I have an enthusiastic affinity for food festivals – barbecue, ice cream, chili, Moon Pies. You find it, I’m up for a weekend trip of arts and crafts booths, live music, and cooking and/or eating competitions of any form. I think my fondness for these most basic culinary celebrations was instilled in me at an early age when my family decided to make yearly pilgrimages to the Trigg County Country Ham Festival in Cadiz, Kentucky.

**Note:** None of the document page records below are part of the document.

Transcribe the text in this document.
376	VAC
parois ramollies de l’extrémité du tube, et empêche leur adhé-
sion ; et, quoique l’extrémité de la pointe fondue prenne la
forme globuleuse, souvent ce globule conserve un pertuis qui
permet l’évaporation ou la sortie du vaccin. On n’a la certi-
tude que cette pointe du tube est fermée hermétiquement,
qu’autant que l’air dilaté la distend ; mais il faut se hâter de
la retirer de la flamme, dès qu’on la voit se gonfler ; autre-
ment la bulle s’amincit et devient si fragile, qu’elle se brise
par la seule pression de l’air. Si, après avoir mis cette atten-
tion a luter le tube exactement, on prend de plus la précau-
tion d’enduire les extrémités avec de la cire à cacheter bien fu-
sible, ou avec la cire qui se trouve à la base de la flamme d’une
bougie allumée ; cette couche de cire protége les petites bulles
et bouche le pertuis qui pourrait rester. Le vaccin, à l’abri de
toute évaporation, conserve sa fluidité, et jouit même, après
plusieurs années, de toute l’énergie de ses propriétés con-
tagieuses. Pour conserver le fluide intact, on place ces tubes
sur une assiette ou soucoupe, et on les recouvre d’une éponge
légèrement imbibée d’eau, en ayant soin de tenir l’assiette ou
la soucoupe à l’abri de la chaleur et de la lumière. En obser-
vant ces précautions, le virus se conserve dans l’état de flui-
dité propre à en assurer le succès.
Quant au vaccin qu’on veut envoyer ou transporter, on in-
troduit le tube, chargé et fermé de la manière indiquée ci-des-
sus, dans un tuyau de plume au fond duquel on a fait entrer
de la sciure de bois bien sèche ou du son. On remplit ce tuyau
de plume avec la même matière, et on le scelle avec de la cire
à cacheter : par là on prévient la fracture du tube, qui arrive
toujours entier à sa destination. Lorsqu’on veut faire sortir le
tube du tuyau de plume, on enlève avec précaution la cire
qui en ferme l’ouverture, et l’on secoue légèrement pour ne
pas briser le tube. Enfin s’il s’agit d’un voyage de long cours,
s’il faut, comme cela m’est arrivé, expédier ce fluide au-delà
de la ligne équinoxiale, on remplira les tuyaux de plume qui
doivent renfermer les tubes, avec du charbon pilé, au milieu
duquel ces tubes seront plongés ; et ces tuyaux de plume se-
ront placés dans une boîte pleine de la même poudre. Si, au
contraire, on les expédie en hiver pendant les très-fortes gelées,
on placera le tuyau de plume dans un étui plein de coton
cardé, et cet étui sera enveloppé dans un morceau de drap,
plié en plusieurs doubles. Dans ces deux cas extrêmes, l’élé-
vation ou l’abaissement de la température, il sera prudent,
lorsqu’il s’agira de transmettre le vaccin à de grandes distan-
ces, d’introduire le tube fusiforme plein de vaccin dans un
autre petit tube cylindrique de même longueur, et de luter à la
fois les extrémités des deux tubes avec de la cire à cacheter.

We went under the guise of visiting my grandparents who lived in the small rural community at the most western tip of the state. But really, my dad was going for the country ham and despite my mother’s eye rolls when Dad began enthusiastically packing up the family in the car each year, she secretly loved the weekend celebration too.
My early memories of Ham Festival vacations are fond ones – talking my parents in to buying me a bunny (which grew into a rabbit and made lots and lots of baby bunnies with my brother’s rabbit), nearly throwing up my corn dogs after too many rounds on the Tilt-A-Whirl, sitting on a straw bale with my grandfather listening to Bluegrass music and eating snow cones. There may even be photographic evidence in existence of me chasing around a baby pig in a ‘Sack the Pig’ contest that was one of the highlights of the festival until animal rights activists declared it inhumane and officially nixed it from the weekend lineup (the photos are well-hidden too, by the way).
Last year, my younger brother and I went back to the Ham Festival for the first time in many years. And it was … exactly how I remembered it. Cured country hams still hung in a tent near the courthouse on Main Street waiting to find out if they were grand-prize winners. Carnival rides and games still filled a nearby park, arts and crafts booths lined the streets alongside food vendors offering deep fried everythings (Snickers, Twinkies, pickles, etc). But perhaps the finest tradition of the Trigg County Country Ham Festival is its claim to fame: The World’s Largest Country Ham and Biscuit.
Yes, you read that correct. It’s the world’s largest. It’s Guiness Book-official. The huge biscuit debuted in 1985 during the 9th annual Ham Festival. It was 4,000 pounds. A crowd of over 15,000 people were on hand to view the biscuit and parade in its honor grand marshalled by University of Kentucky Basketball Coach Joe B. Hall.
The recipe has since been halved, and each year a 2,000-pound version (10.5 feet in diameter) is baked in a custom-built oven and removed by fork lift during the festival. The recipe includes 150 pounds of flour, 2 pounds of salt, 6 1/2 pounds of sugar, 39 pounds of shortening, 39 cups of water, 13 gallons of buttermilk. Add 16 large baked country hams and it is served to the masses.
The 35th annual Trigg County Country Ham Festival is this weekend (Oct. 14-16). To learn more about the history of the event as well as a schedule of events and directions to the festivities, check out the Ham Festival’s website.
I hope to run into you in line for the Tilt-A-Whirl! (I’ll be the one with a country ham biscuit in each hand).